What's particularly disturbing about all this is that it comes at a time when democracies seem to already be on the ropes. The liberal order looks more imperiled today than it has at any time since the 1930s. South Korea recently faced political chaos and a momentary descent into martial law. The victory of anti-incumbent politics in Japan, meanwhile, hardly spells doom for their political system—but it does point to a new degree of instability that all the parliamentary countries are facing. The French and German governing coalitions have similarly collapsed in recent months. Canada's liberal incumbent government is facing turmoil and increasing pubic opposition. 

Part of what worries me about this state of affairs is that many of the democracies around the world are founded on the American model. And if the United States ceases to become a model of a working liberal democracy—as the re-election of Trump and the rise to power of his leading henchman, Musk, portend—it's logical to think it would cause more instability in many of the democratic systems that the United States helped to found—and give a green light to bad actors in those countries who reject the liberal model: South Korea, Japan, and Germany all come to mind. And we are now witnessing some of that instability already. 

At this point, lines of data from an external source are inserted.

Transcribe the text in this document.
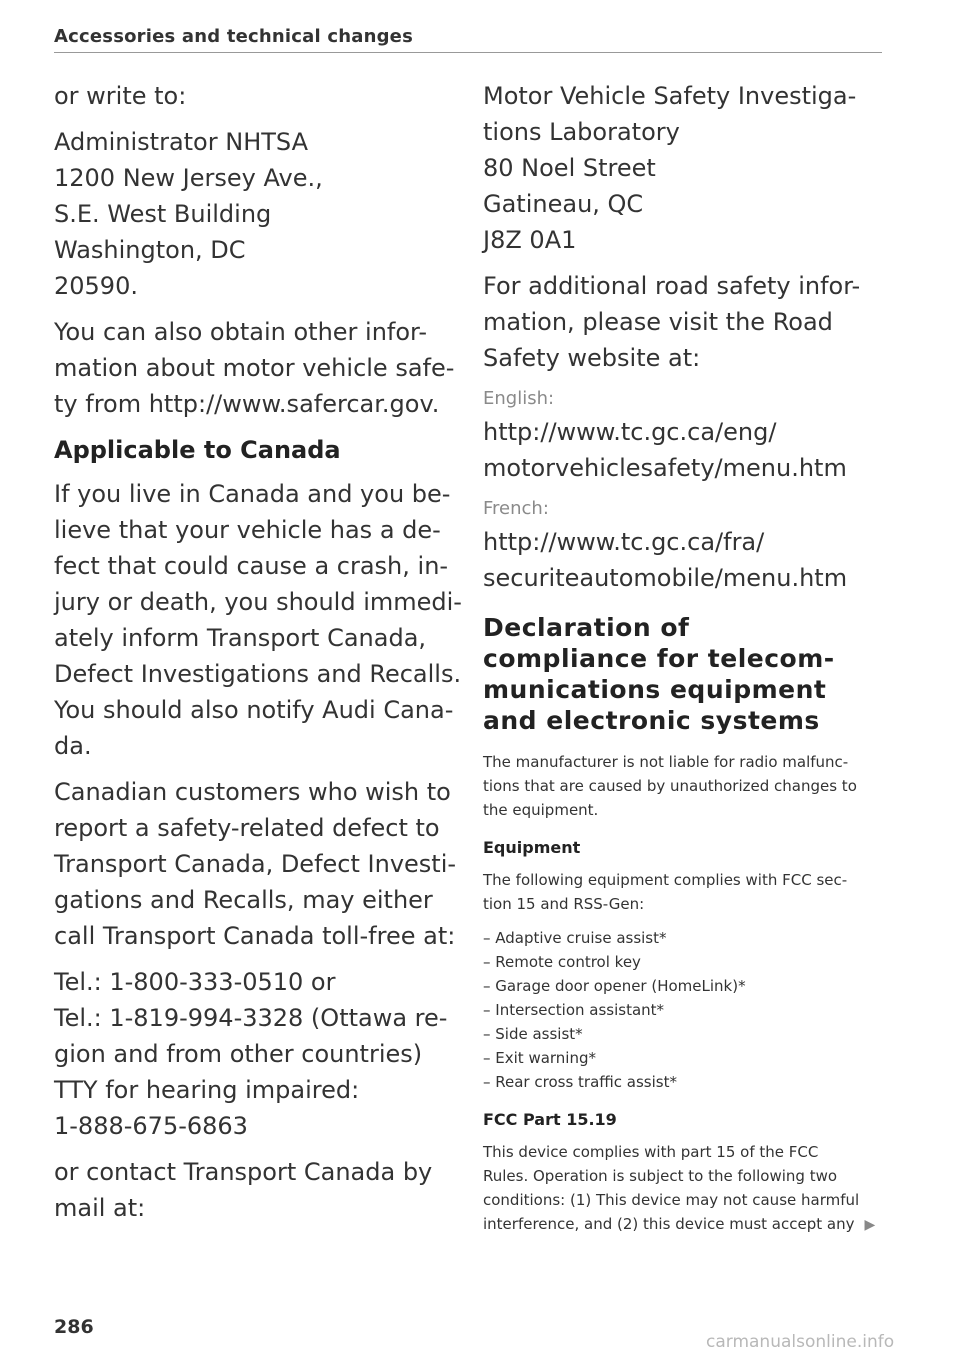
Accessories and technical changes
or write to:
Administrator NHTSA
1200 New Jersey Ave.,
S.E. West Building
Washington, DC
20590.
You can also obtain other infor-
mation about motor vehicle safe-
ty from http://www.safercar.gov.
Applicable to Canada
If you live in Canada and you be-
lieve that your vehicle has a de-
fect that could cause a crash, in-
jury or death, you should immedi-
ately inform Transport Canada,
Defect Investigations and Recalls.
You should also notify Audi Cana-
da.
Canadian customers who wish to
report a safety-related defect to
Transport Canada, Defect Investi-
gations and Recalls, may either
call Transport Canada toll-free at:
Tel.: 1-800-333-0510 or
Tel.: 1-819-994-3328 (Ottawa re-
gion and from other countries)
TTY for hearing impaired:
1-888-675-6863
or contact Transport Canada by
mail at:
Motor Vehicle Safety Investiga-
tions Laboratory
80 Noel Street
Gatineau, QC
J8Z 0A1
For additional road safety infor-
mation, please visit the Road
Safety website at:
English:
http://www.tc.gc.ca/eng/
motorvehiclesafety/menu.htm
French:
http://www.tc.gc.ca/fra/
securiteautomobile/menu.htm
Declaration of
compliance for telecom-
munications equipment
and electronic systems
The manufacturer is not liable for radio malfunc-
tions that are caused by unauthorized changes to
the equipment.
Equipment
The following equipment complies with FCC sec-
tion 15 and RSS-Gen:
– Adaptive cruise assist*
– Remote control key
– Garage door opener (HomeLink)*
– Intersection assistant*
– Side assist*
– Exit warning*
– Rear cross traffic assist*
FCC Part 15.19
This device complies with part 15 of the FCC
Rules. Operation is subject to the following two
conditions: (1) This device may not cause harmful
interference, and (2) this device must accept any ▶
286
carmanualsonline.info
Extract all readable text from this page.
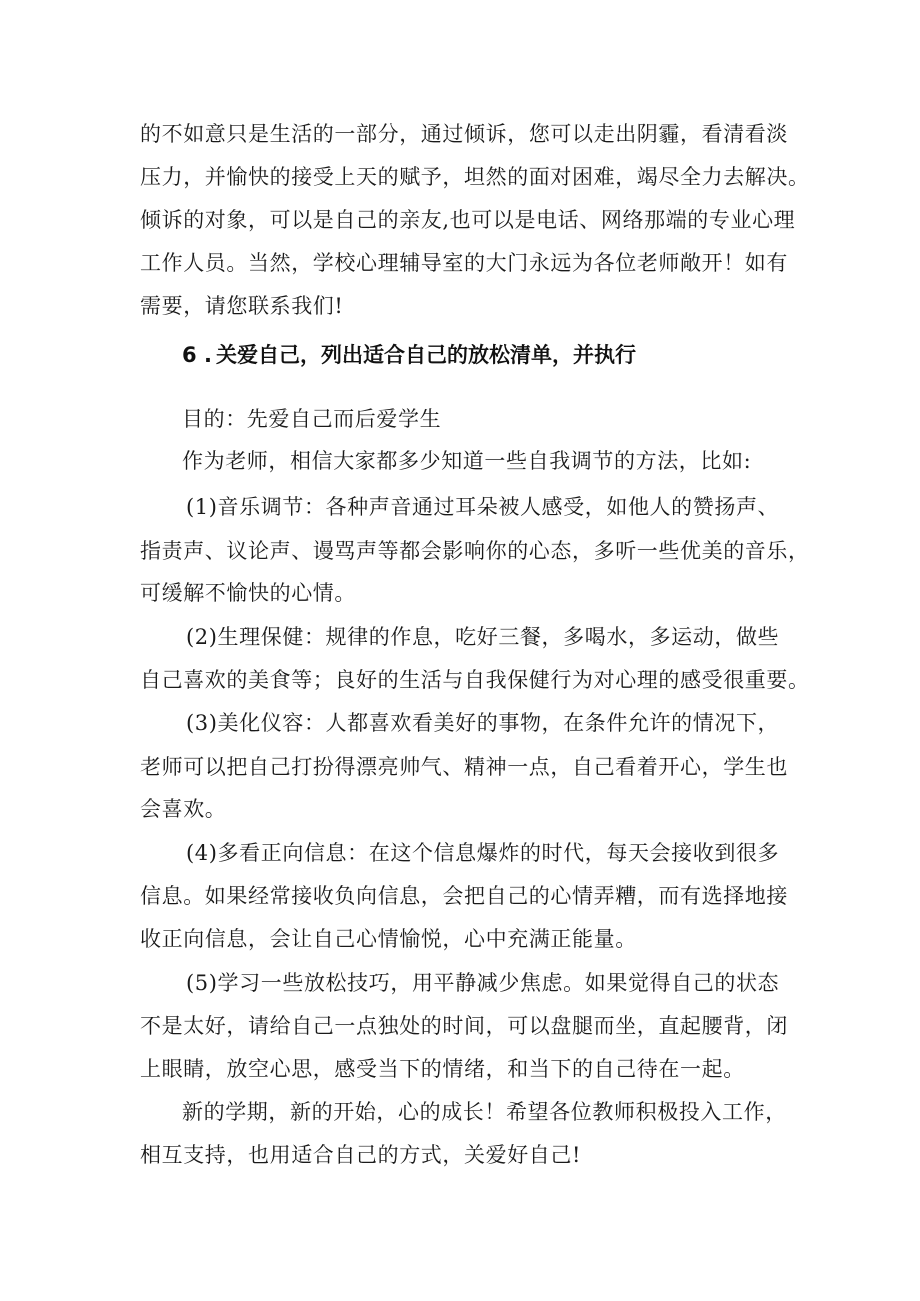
的不如意只是生活的一部分，通过倾诉，您可以走出阴霾，看清看淡
压力，并愉快的接受上天的赋予，坦然的面对困难，竭尽全力去解决。
倾诉的对象，可以是自己的亲友,也可以是电话、网络那端的专业心理
工作人员。当然，学校心理辅导室的大门永远为各位老师敞开！如有
需要，请您联系我们!
6 . 关爱自己，列出适合自己的放松清单，并执行
目的：先爱自己而后爱学生
作为老师，相信大家都多少知道一些自我调节的方法，比如:
(1)音乐调节：各种声音通过耳朵被人感受，如他人的赞扬声、
指责声、议论声、谩骂声等都会影响你的心态，多听一些优美的音乐，
可缓解不愉快的心情。
(2)生理保健：规律的作息，吃好三餐，多喝水，多运动，做些
自己喜欢的美食等；良好的生活与自我保健行为对心理的感受很重要。
(3)美化仪容：人都喜欢看美好的事物，在条件允许的情况下，
老师可以把自己打扮得漂亮帅气、精神一点，自己看着开心，学生也
会喜欢。
(4)多看正向信息：在这个信息爆炸的时代，每天会接收到很多
信息。如果经常接收负向信息，会把自己的心情弄糟，而有选择地接
收正向信息，会让自己心情愉悦，心中充满正能量。
(5)学习一些放松技巧，用平静减少焦虑。如果觉得自己的状态
不是太好，请给自己一点独处的时间，可以盘腿而坐，直起腰背，闭
上眼睛，放空心思，感受当下的情绪，和当下的自己待在一起。
新的学期，新的开始，心的成长！希望各位教师积极投入工作，
相互支持，也用适合自己的方式，关爱好自己!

If the United States stops promoting democracy or providing an available model of its use, that is to say—then who exactly will defend it? Only one other country comes to mind: the UK.

It may seem a dismal prospect to rest all of humanity's hopes for the preservation of a liberal parliamentary order—founded in the rule of law—on one island nation. But—the truth is—humanity has been in exactly that position before—and yet, somehow, liberalism prevailed. There was a period in the early phase of the Second World War, after all—before the U.S. had entered the conflict, after Stalin had inked his alliance with Hitler through the Molotov-Ribbentrop pact, and after Hitler had conquered most of Western Europe through the blitzkrieg. The UK, at that moment, stood alone. 

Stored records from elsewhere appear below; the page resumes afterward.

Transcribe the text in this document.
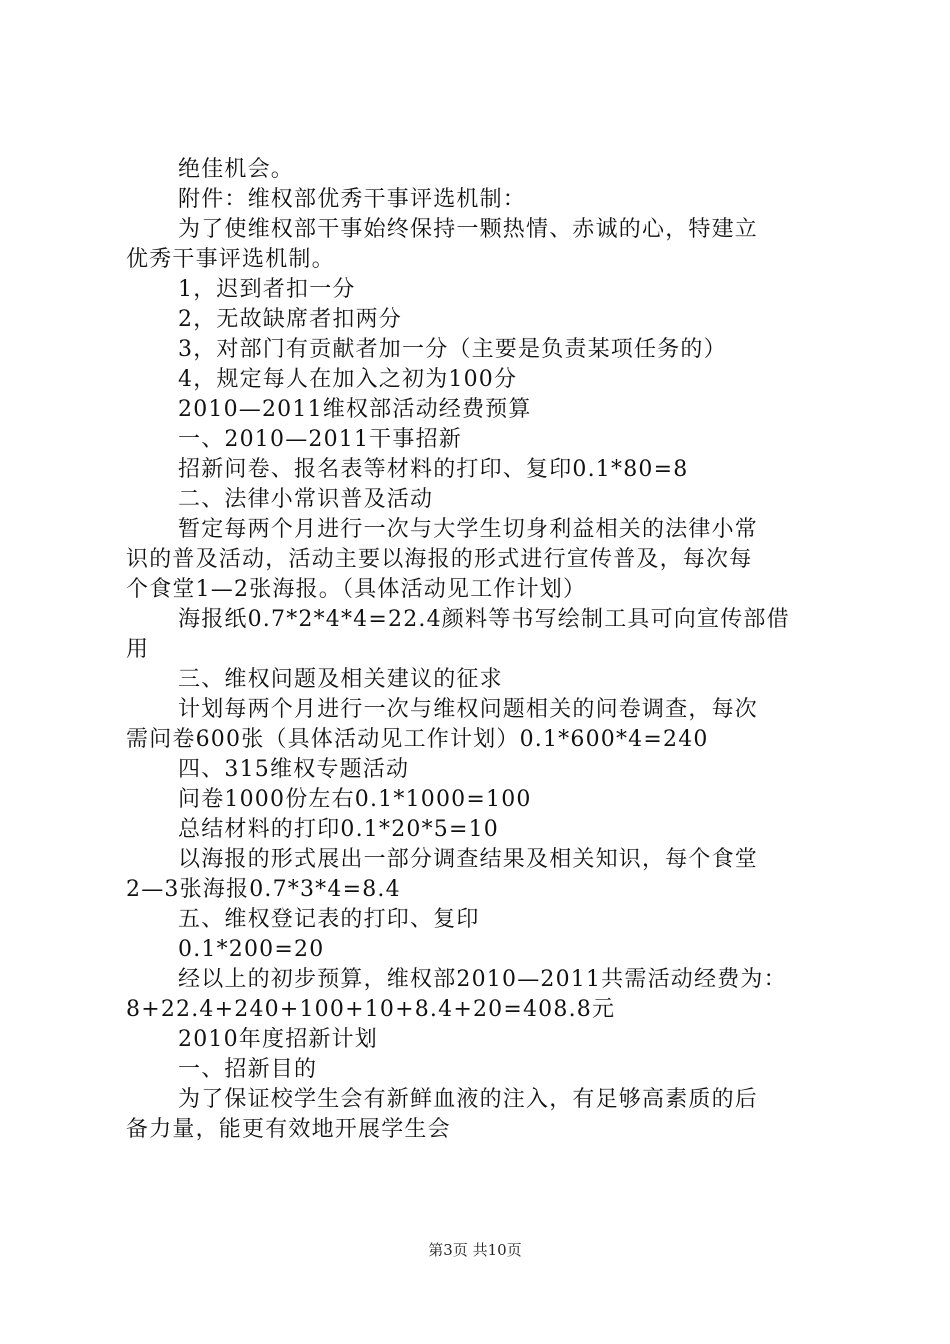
绝佳机会。
附件：维权部优秀干事评选机制：
为了使维权部干事始终保持一颗热情、赤诚的心，特建立
优秀干事评选机制。
1，迟到者扣一分
2，无故缺席者扣两分
3，对部门有贡献者加一分（主要是负责某项任务的）
4，规定每人在加入之初为100分
2010—2011维权部活动经费预算
一、2010—2011干事招新
招新问卷、报名表等材料的打印、复印0.1*80=8
二、法律小常识普及活动
暂定每两个月进行一次与大学生切身利益相关的法律小常
识的普及活动，活动主要以海报的形式进行宣传普及，每次每
个食堂1—2张海报。（具体活动见工作计划）
海报纸0.7*2*4*4=22.4颜料等书写绘制工具可向宣传部借
用
三、维权问题及相关建议的征求
计划每两个月进行一次与维权问题相关的问卷调查，每次
需问卷600张（具体活动见工作计划）0.1*600*4=240
四、315维权专题活动
问卷1000份左右0.1*1000=100
总结材料的打印0.1*20*5=10
以海报的形式展出一部分调查结果及相关知识，每个食堂
2—3张海报0.7*3*4=8.4
五、维权登记表的打印、复印
0.1*200=20
经以上的初步预算，维权部2010—2011共需活动经费为：
8+22.4+240+100+10+8.4+20=408.8元
2010年度招新计划
一、招新目的
为了保证校学生会有新鲜血液的注入，有足够高素质的后
备力量，能更有效地开展学生会
第3页 共10页
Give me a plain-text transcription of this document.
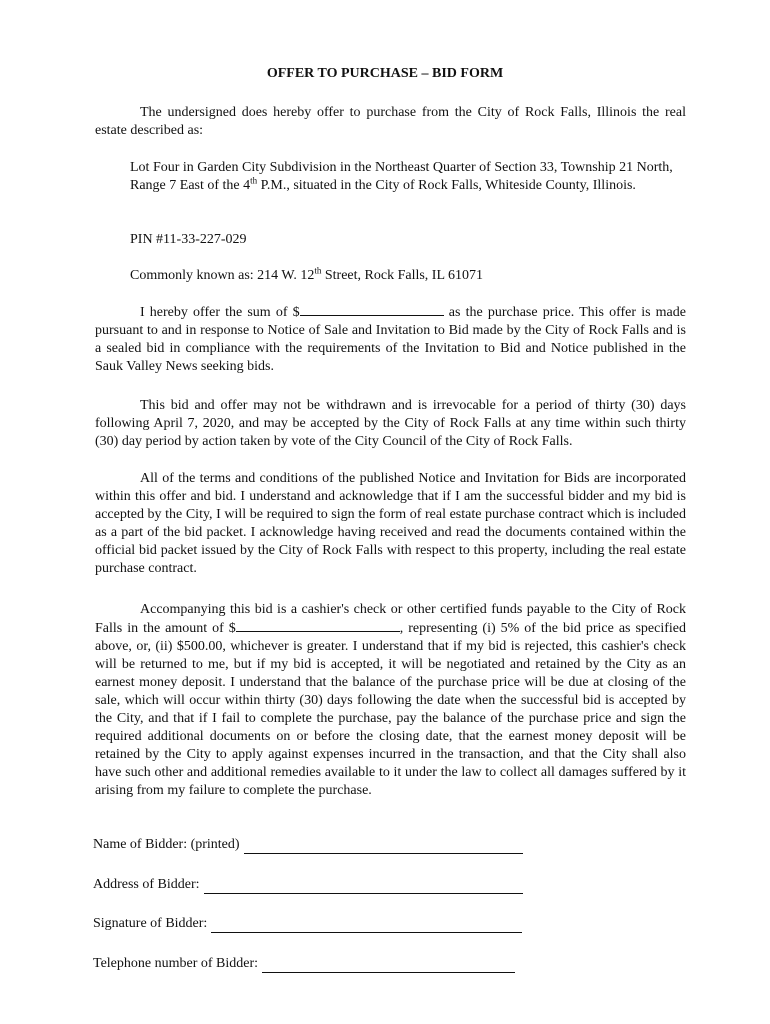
OFFER TO PURCHASE – BID FORM

The undersigned does hereby offer to purchase from the City of Rock Falls, Illinois the real estate described as:

Lot Four in Garden City Subdivision in the Northeast Quarter of Section 33, Township 21 North, Range 7 East of the 4th P.M., situated in the City of Rock Falls, Whiteside County, Illinois.

PIN #11-33-227-029

Commonly known as: 214 W. 12th Street, Rock Falls, IL 61071

I hereby offer the sum of $	as the purchase price. This offer is made pursuant to and in response to Notice of Sale and Invitation to Bid made by the City of Rock Falls and is a sealed bid in compliance with the requirements of the Invitation to Bid and Notice published in the Sauk Valley News seeking bids.

This bid and offer may not be withdrawn and is irrevocable for a period of thirty (30) days following April 7, 2020, and may be accepted by the City of Rock Falls at any time within such thirty (30) day period by action taken by vote of the City Council of the City of Rock Falls.

All of the terms and conditions of the published Notice and Invitation for Bids are incorporated within this offer and bid. I understand and acknowledge that if I am the successful bidder and my bid is accepted by the City, I will be required to sign the form of real estate purchase contract which is included as a part of the bid packet. I acknowledge having received and read the documents contained within the official bid packet issued by the City of Rock Falls with respect to this property, including the real estate purchase contract.

Accompanying this bid is a cashier's check or other certified funds payable to the City of Rock Falls in the amount of $	, representing (i) 5% of the bid price as specified above, or, (ii) $500.00, whichever is greater. I understand that if my bid is rejected, this cashier's check will be returned to me, but if my bid is accepted, it will be negotiated and retained by the City as an earnest money deposit. I understand that the balance of the purchase price will be due at closing of the sale, which will occur within thirty (30) days following the date when the successful bid is accepted by the City, and that if I fail to complete the purchase, pay the balance of the purchase price and sign the required additional documents on or before the closing date, that the earnest money deposit will be retained by the City to apply against expenses incurred in the transaction, and that the City shall also have such other and additional remedies available to it under the law to collect all damages suffered by it arising from my failure to complete the purchase.

Name of Bidder: (printed)
Address of Bidder:
Signature of Bidder:
Telephone number of Bidder:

Of course, Musk seems to sense this too—and so, he is now coming for the UK as well. The Wall Street Journal reports that Musk is in conversation with the far-right provocateur and Brexit architect Nigel Farage to promote his anti-immigrant populist party and unseat the UK's current Labour government. The sums that have been floated as potential donations are mind-boggling. Elon Musk seems to believe, increasingly, that he can simply use his control of a major social media platform and his astronomical wealth to buy democracies, whenever they engage in forms of political speech he doesn't like. 

If America falls to the neo-fascist authoritarians, that will be bad news for people like me, who live here and believe in this country and care about its future. It might also spell doom for some electoral democracies based on the U.S. model.

But it might not doom the future of liberalism for all humanity. As I say, I have hope that the UK would continue to fight on for the sake of parliamentary systems everywhere and the rule of law, even if the US falls. 

But if the UK too falls to the likes of Elon—then all really might be lost. If they fall, we really all will fall. It all comes down, then, just as it did in the '30s, to England alone. That is where the fate of parliamentary democracy and the liberal order will be decided. And so, it's clear where I have to stand. As Edward Thomas once wrote: "with the best and meanest [...] / I am one in crying, 'God save England,' lest / We lose what never slaves or cattle blessed."